Physicists create the first two-dimensional ferrimagnetism in graphene

Scientists from St. Petersburg University together with their foreign colleagues have created the world's first two-dimensional ferromagnetism in graphene. Use of the obtained magnetic state of graphene can become the basis of a new approach to electronics, increasing its energy efficiency and speed when developing devices using alternative technologies without the use of silicon.

Graphene, a two-dimensional modification of carbon, is the lightest and strongest of all two-dimensional materials available today, and is also highly conductive. In 2018, researchers from St. Petersburg University, together with their colleagues from Tomsk State University and German and Spanish scientists were the first in the world to modify graphene and give it the properties of cobalt and gold—magnetism and spin-orbit interaction (between the moving electron in graphene and its own magnetic moment). When interacting with cobalt and gold, graphene not only retains its unique characteristics, but also partially takes on the properties of these metals.

As part of the new work, the scientists synthesized a system with a ferrimagnetic state of graphene. It is a unique state in which the substance has magnetization in the absence of an external magnetic field. The physicists used a similar substrate made from a thin layer of cobalt and an alloy of gold on its surface.

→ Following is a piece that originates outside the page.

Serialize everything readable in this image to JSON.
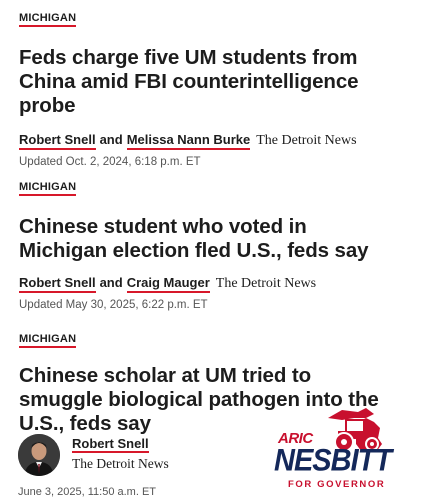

During surface alloying, dislocation loops were formed under graphene. These loops are triangular regions with a lower density of cobalt atoms to which the gold atoms have moved closer. Until now, it was known that single-layer graphene could only be fully magnetized in a uniform way. However, studies by the scientists from St. Petersburg University have shown that it is possible to control the magnetization of the atoms of individual sublattices through selective interaction with the structural defects of the substrate.

"This is a significant discovery, as all electronic devices use electrical charges and involve heat generation when current flows. Our research will eventually allow information to be transmitted in the form of spin currents. This is a new generation of electronics, a fundamentally different logic and a new approach to technology development that reduces power consumption and increases the speed of information transfer," explained Artem Rybkin, principal investigator of the research, Leading Research Associate in the Laboratory of Electronic and Spin Structure of Nanosystems at St. Petersburg University.

The second important characteristic of the graphene synthesized by the physicists from St. Petersburg University is the strong spin-orbit interaction. In this structure, the strengthening of this interaction is explained by the presence of gold atoms under graphene. At a certain ratio of the magnetic and spin-orbit interaction parameters, it is possible to move from the trivial, i.e. familiar, state of graphene to a novel, topological one.

The findings of the research are published in Physical Review Letters.